For his career, Braun scored the second-most points (1,716) in the 69-season history of Grand Canyon basketball, ranking him behind only Bayard Forrest (2,195). He also finished with the record for most career 3-pointers made (257).

Braun, a graduate student, was considered a standout athletically and academically as he was a three-time Academic All-American (first team in 2016 and 2017; third team in 2018). He finished with a 3.60 GPA and earned the MBA degree.

===College statistics===

| Year | Team | GP | GS | MPG | FG% | 3P% | FT% | RPG | APG | SPG | BPG | PPG |
|---|---|---|---|---|---|---|---|---|---|---|---|---|
| 2014–15 | Grand Canyon | 32 | 26 | 26.8 | .460 | .381 | .775 | 4.9 | .8 | .8 | .8 | 11.8 |
| 2015–16 | Grand Canyon | 34 | 33 | 30.7 | .438 | .392 | .868 | 5.2 | 1.1 | .8 | .7 | 16.6 |
| 2016–17 | Grand Canyon | 22 | 22 | 33.6 | .445 | .416 | .803 | 4.6 | 1.4 | .5 | .4 | 17.5 |
| 2017–18 | Grand Canyon | 34 | 34 | 29.4 | .372 | .340 | .742 | 3.8 | 1.4 | .8 | .5 | 11.4 |
| Career |  | 122 | 115 | 29.8 | .427 | .381 | .813 | 4.6 | 1.1 | .7 | .6 | 14.1 |

==Professional career==
In August 2018, Braun was on the verge of joining German club Karlsruhe Lions when just days before he was set to leave Arizona, an equipment failure in the gym saw weights land on his foot and break some toes. He was consequently unable to join the team for the 2018–19 season.

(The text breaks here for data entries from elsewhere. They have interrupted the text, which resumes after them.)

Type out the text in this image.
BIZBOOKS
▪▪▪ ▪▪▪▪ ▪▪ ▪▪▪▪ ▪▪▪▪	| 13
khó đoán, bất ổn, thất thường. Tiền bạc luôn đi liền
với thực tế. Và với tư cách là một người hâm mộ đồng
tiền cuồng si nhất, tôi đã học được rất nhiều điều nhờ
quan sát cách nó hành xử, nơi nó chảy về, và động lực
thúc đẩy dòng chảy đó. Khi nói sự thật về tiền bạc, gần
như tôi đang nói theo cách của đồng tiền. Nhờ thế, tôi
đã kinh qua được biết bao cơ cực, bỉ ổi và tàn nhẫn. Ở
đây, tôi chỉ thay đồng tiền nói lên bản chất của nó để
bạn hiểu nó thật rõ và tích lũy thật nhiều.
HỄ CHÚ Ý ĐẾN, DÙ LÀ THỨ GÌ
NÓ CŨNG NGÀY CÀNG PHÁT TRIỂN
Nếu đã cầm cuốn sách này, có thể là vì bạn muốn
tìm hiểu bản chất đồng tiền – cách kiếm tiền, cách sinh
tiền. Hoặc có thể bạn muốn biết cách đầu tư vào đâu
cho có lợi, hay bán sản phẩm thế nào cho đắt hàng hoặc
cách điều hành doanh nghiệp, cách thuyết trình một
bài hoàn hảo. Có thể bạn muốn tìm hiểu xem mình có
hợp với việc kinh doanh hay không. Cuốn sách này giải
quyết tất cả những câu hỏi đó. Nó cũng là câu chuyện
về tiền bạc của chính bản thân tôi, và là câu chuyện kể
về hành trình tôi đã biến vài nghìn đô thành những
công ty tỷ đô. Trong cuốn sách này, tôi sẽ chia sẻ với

In February 2019, Braun joined the Kalamunda Eastern Suns of the State Basketball League (SBL) in Australia. The Suns started the 2019 season with a 7–11 record before winning their next six. Braun scored 30 or more points ten times, including a season-high 37 points on June 22 in a 122–112 win over the East Perth Eagles. On July 19, he recorded 34 points and 13 rebounds in an 82–80 loss to the Lakeside Lightning. He went on to miss the last regular-season game and the finals due to an ankle injury. With a 13–13 record, the Suns finished eighth and lost 2–0 in the quarterfinals to the Joondalup Wolves. For the season, Braun played in the SBL All-Star Game for Team World and was named SBL Player of the Week twice. He led the league in 3-point percentage and free throw percentage and was named the SBL Most Valuable Player while earning All-SBL First Team honors. In 25 games, he averaged 26.5 points, 8.9 rebounds, 3.4 assists and 1.4 steals per game.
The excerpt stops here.